I also made the call to put the witheditor (and withauthor and withtranslator) at the start of the citation along with the primary author, editor, or translator. This is more controversial. There's no example like this given in the handbook and I have seen it done a number of ways in publications. In your particular example, it will mean \cite{flint2001} will produce: Peter W. Flint, ed., with the assistance of Tae Hun Kim, The Bible at Qumran

Overall I prefer this solution because it ties the witheditor to the editor in both the citation and the bibliography. If you don't do this, and use editora instead, then you can get ambiguous output. Consider this example:

@book{test,
  author = {An Author},
  title = {Title},
  date = {2016},
  editor = {An Editor},
  editora = {Another Author},
  editoratype = {with}
}

I actually want editora associated with author, but there's no way for biblatex to know this.

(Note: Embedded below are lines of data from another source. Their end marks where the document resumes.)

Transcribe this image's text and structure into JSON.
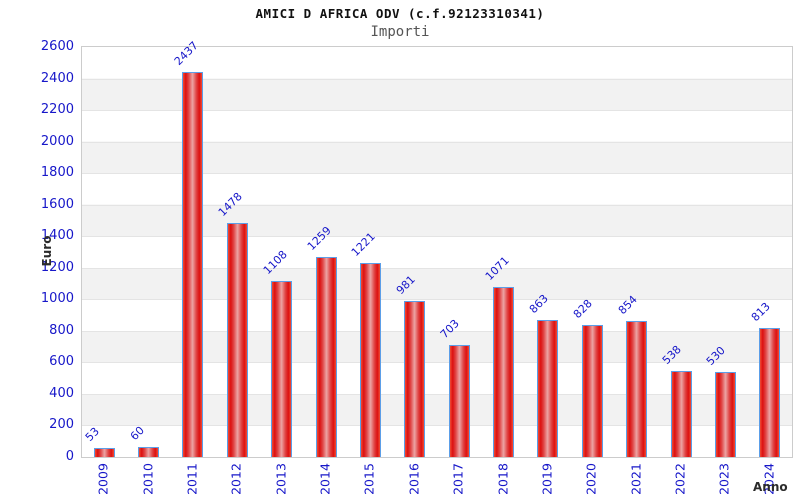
{
  "header": {
    "title": "AMICI D AFRICA ODV (c.f.92123310341)",
    "subtitle": "Importi"
  },
  "chart_data": {
    "type": "bar",
    "title": "AMICI D AFRICA ODV (c.f.92123310341)",
    "subtitle": "Importi",
    "xlabel": "Anno",
    "ylabel": "Euro",
    "categories": [
      "2009",
      "2010",
      "2011",
      "2012",
      "2013",
      "2014",
      "2015",
      "2016",
      "2017",
      "2018",
      "2019",
      "2020",
      "2021",
      "2022",
      "2023",
      "2024"
    ],
    "values": [
      53,
      60,
      2437,
      1478,
      1108,
      1259,
      1221,
      981,
      703,
      1071,
      863,
      828,
      854,
      538,
      530,
      813
    ],
    "ylim": [
      0,
      2600
    ],
    "ytick_step": 200,
    "legend": "none",
    "grid": "horizontal alternating bands",
    "colors": {
      "bar_fill_dark": "#dc1010",
      "bar_fill_light": "#eca4a4",
      "bar_border": "#5b9ee8",
      "tick_label": "#1717c9",
      "band": "#f2f2f2",
      "plot_border": "#cccccc"
    }
  }
}
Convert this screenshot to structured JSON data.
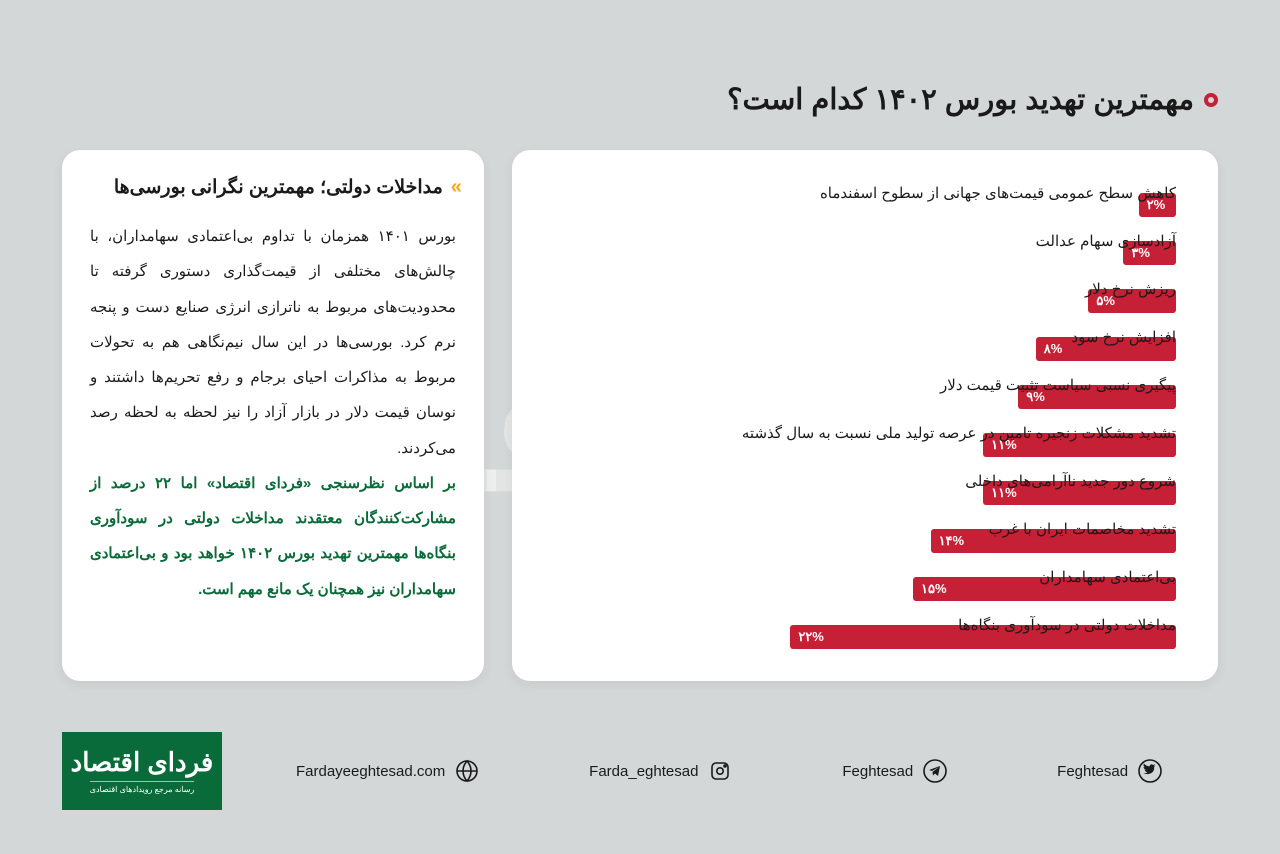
{
  "header": {
    "title": "مهمترین تهدید بورس ۱۴۰۲ کدام است؟"
  },
  "chart": {
    "type": "bar",
    "bar_color": "#c62036",
    "value_color": "#ffffff",
    "card_bg": "#ffffff",
    "max_value": 22,
    "items": [
      {
        "label": "کاهش سطح عمومی قیمت‌های جهانی از سطوح اسفندماه",
        "value_label": "۲%",
        "value": 2
      },
      {
        "label": "آزادسازی سهام عدالت",
        "value_label": "۳%",
        "value": 3
      },
      {
        "label": "ریزش نرخ دلار",
        "value_label": "۵%",
        "value": 5
      },
      {
        "label": "افزایش نرخ سود",
        "value_label": "۸%",
        "value": 8
      },
      {
        "label": "پیگیری نسبی سیاست تثبیت قیمت دلار",
        "value_label": "۹%",
        "value": 9
      },
      {
        "label": "تشدید مشکلات زنجیره تامین در عرصه تولید ملی نسبت به سال گذشته",
        "value_label": "۱۱%",
        "value": 11
      },
      {
        "label": "شروع دور جدید ناآرامی‌های داخلی",
        "value_label": "۱۱%",
        "value": 11
      },
      {
        "label": "تشدید مخاصمات ایران با غرب",
        "value_label": "۱۴%",
        "value": 14
      },
      {
        "label": "بی‌اعتمادی سهامداران",
        "value_label": "۱۵%",
        "value": 15
      },
      {
        "label": "مداخلات دولتی در سودآوری بنگاه‌ها",
        "value_label": "۲۲%",
        "value": 22
      }
    ]
  },
  "text_card": {
    "title": "مداخلات دولتی؛ مهمترین نگرانی بورسی‌ها",
    "p1": "بورس ۱۴۰۱ همزمان با تداوم بی‌اعتمادی سهامداران، با چالش‌های مختلفی از قیمت‌گذاری دستوری گرفته تا محدودیت‌های مربوط به ناترازی انرژی صنایع دست و پنجه نرم کرد. بورسی‌ها در این سال نیم‌نگاهی هم به تحولات مربوط به مذاکرات احیای برجام و رفع تحریم‌ها داشتند و نوسان قیمت دلار در بازار آزاد را نیز لحظه به لحظه رصد می‌کردند.",
    "p2": "بر اساس نظرسنجی «فردای اقتصاد» اما ۲۲ درصد از مشارکت‌کنندگان معتقدند مداخلات دولتی در سودآوری بنگاه‌ها مهمترین تهدید بورس ۱۴۰۲ خواهد بود و بی‌اعتمادی سهامداران نیز همچنان یک مانع مهم است."
  },
  "footer": {
    "socials": [
      {
        "icon": "twitter",
        "handle": "Feghtesad"
      },
      {
        "icon": "telegram",
        "handle": "Feghtesad"
      },
      {
        "icon": "instagram",
        "handle": "Farda_eghtesad"
      },
      {
        "icon": "web",
        "handle": "Fardayeeghtesad.com"
      }
    ],
    "logo_main": "فردای اقتصاد",
    "logo_sub": "رسانه مرجع رویدادهای اقتصادی"
  },
  "watermark": "فردای اقتصاد",
  "colors": {
    "page_bg": "#d4d7d7",
    "accent_red": "#c62036",
    "accent_green": "#0a6b3a",
    "accent_orange": "#f5a623",
    "text": "#1a1a1a"
  }
}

Instead it will get printed after editor.

I think I get more sensible output if instead I use:

@book{test,
  author = {An Author},
  title = {Title},
  date = {2016},
  editor = {An Editor},
  withauthor = {Another Author}
}

In this case \cite{test}\par\cite{test}\printbibliography will produce:

An Author, with Another Author, Title, ed. An Editor (2016). Author, Title. Author, An, with Another Author. Title. Edited by An Editor. 2016.

I am however open to discussion on this issue if others would like to chime in.

(Aside: Documentation in the dev version is out of date at the moment.)